Понятно, что есть функция изначально информативная: рассказать, что там было. Функция познавательная: когда литература неразъемна от мифологии и пытается объяснять мир. Функция эмоциональная: когда поют на свадьбах или плачут на похоронах. Ну, а когда все спокойно – зачем нужно писать стихи?.. «Для того, чтобы это было прекрасно».
Для того, чтобы было прекрасно, можно любоваться закатом, можно слушать пение птиц. И мало ли чем еще можно заниматься без всей вот этой ерунды. А зачем поэтам сжигать себя в короткие годы безобразной, часто асоциальной, жизни?
И как это получается, что есть вот шахтер, который добывает уголь: тяжелая, но нужная работа. Есть поэт, который сочиняет стихи. С точки зрения шахтера – это вообще не работа, а кроме того, она никому не нужна. И каким-то образом этот самый поэт, не политик, не адвокат, вообще там виршеплет, стоит в социальной табели о рангах выше этого шахтера. А иногда еще и денег получает больше, что может показаться особенно несправедливым.
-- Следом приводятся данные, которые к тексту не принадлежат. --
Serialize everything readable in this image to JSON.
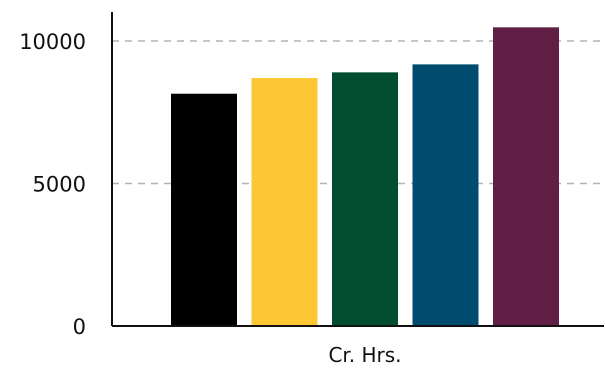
{
  "chart_data": {
    "type": "bar",
    "xlabel": "Cr. Hrs.",
    "ylabel": "",
    "ylim": [
      0,
      10500
    ],
    "yticks": [
      0,
      5000,
      10000
    ],
    "grid": {
      "y": true,
      "style": "dashed"
    },
    "legend": "none",
    "bars": [
      {
        "value": 8150,
        "color": "#000000"
      },
      {
        "value": 8700,
        "color": "#FDC734"
      },
      {
        "value": 8900,
        "color": "#024D30"
      },
      {
        "value": 9180,
        "color": "#004C6F"
      },
      {
        "value": 10480,
        "color": "#621F45"
      }
    ]
  }
}
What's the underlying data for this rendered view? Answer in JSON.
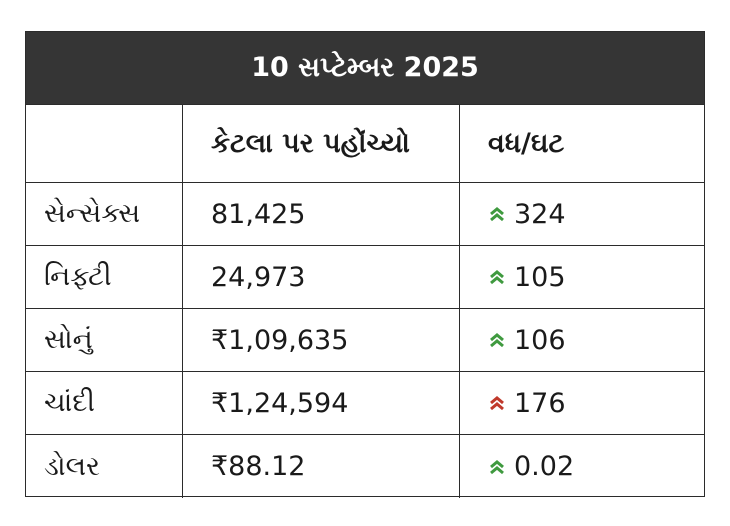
{
  "title": "10 સપ્ટેમ્બર 2025",
  "headers": [
    "",
    "કેટલા પર પહોંચ્યો",
    "વધ/ઘટ"
  ],
  "colors": {
    "up": "#3f9a3f",
    "up_red": "#c0392b",
    "header_bg": "#353535"
  },
  "rows": [
    {
      "name": "સેન્સેક્સ",
      "value": "81,425",
      "change": "324",
      "arrow": "up-green"
    },
    {
      "name": "નિફ્ટી",
      "value": "24,973",
      "change": "105",
      "arrow": "up-green"
    },
    {
      "name": "સોનું",
      "value": "₹1,09,635",
      "change": "106",
      "arrow": "up-green"
    },
    {
      "name": "ચાંદી",
      "value": "₹1,24,594",
      "change": "176",
      "arrow": "up-red"
    },
    {
      "name": "ડોલર",
      "value": "₹88.12",
      "change": "0.02",
      "arrow": "up-green"
    }
  ]
}
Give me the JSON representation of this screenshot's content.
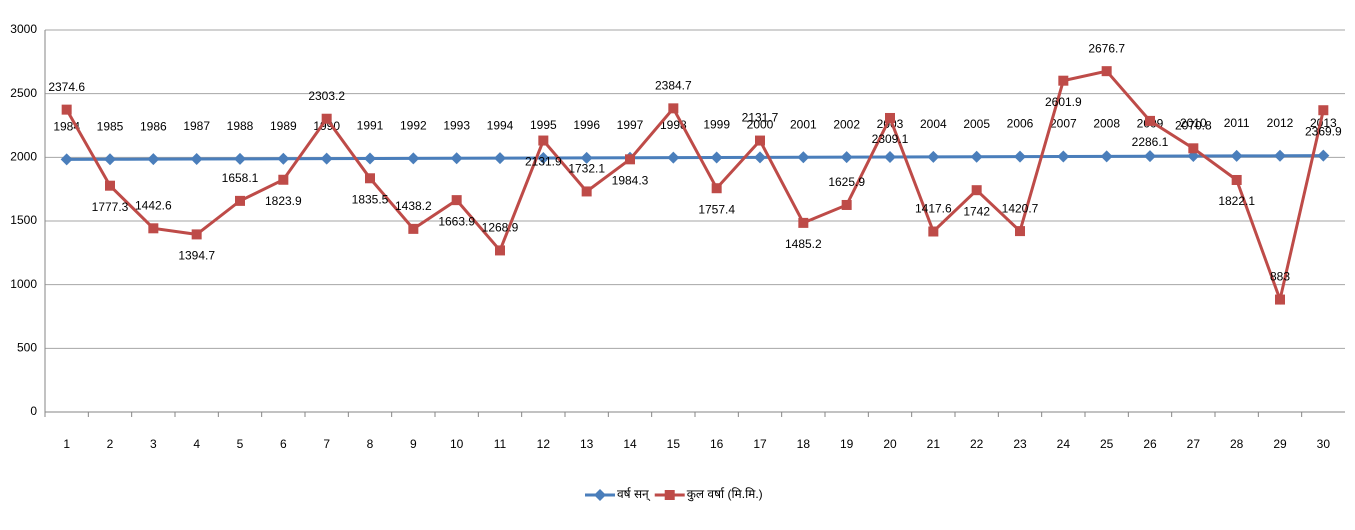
{
  "chart_data": {
    "type": "line",
    "categories": [
      1,
      2,
      3,
      4,
      5,
      6,
      7,
      8,
      9,
      10,
      11,
      12,
      13,
      14,
      15,
      16,
      17,
      18,
      19,
      20,
      21,
      22,
      23,
      24,
      25,
      26,
      27,
      28,
      29,
      30
    ],
    "series": [
      {
        "name": "वर्ष सन्",
        "color": "#4a7ebb",
        "marker": "diamond",
        "values": [
          1984,
          1985,
          1986,
          1987,
          1988,
          1989,
          1990,
          1991,
          1992,
          1993,
          1994,
          1995,
          1996,
          1997,
          1998,
          1999,
          2000,
          2001,
          2002,
          2003,
          2004,
          2005,
          2006,
          2007,
          2008,
          2009,
          2010,
          2011,
          2012,
          2013
        ]
      },
      {
        "name": "कुल वर्षा (मि.मि.)",
        "color": "#be4b48",
        "marker": "square",
        "values": [
          2374.6,
          1777.3,
          1442.6,
          1394.7,
          1658.1,
          1823.9,
          2303.2,
          1835.5,
          1438.2,
          1663.9,
          1268.9,
          2131.9,
          1732.1,
          1984.3,
          2384.7,
          1757.4,
          2131.7,
          1485.2,
          1625.9,
          2309.1,
          1417.6,
          1742,
          1420.7,
          2601.9,
          2676.7,
          2286.1,
          2070.8,
          1822.1,
          883,
          2369.9
        ]
      }
    ],
    "ylim": [
      0,
      3000
    ],
    "yticks": [
      0,
      500,
      1000,
      1500,
      2000,
      2500,
      3000
    ],
    "grid": true,
    "legend": "bottom"
  }
}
Потому что людям в общем и целом нет разницы: переструктурировано Бытие-вне-нас или внутри-нас.
С этой точки зрения пробить тоннель под Монбланом и написать такую поэму, допустим, как «Илиада» – это в чем-то события сходные, равновеликие. Что да, эта поэзия, она вроде бы в реальности не существует, зато она отлично существует в нашем внутреннем мире.
Вот мы берем и делим наш внутренний мир на две неравные части. Большая часть, ну чисто условно возьмем 90%, – это наш внутренний мир, который совпадает с внешним миром. И чтобы мы ни переделывали, переструктурируя во внешнем, оно у нас внутри совершенно адекватно отражается. И поскольку мы имеем дело все-таки с нашими представлениями о предметах, то мы переструктурируем те 90% своего Бытия-внутри-нас, которые адекватно отражаются снаружи. Мы думаем, что мы строим космический корабль – и мы строим космический корабль. Думаем, что летим к Марсу – и летим к Марсу.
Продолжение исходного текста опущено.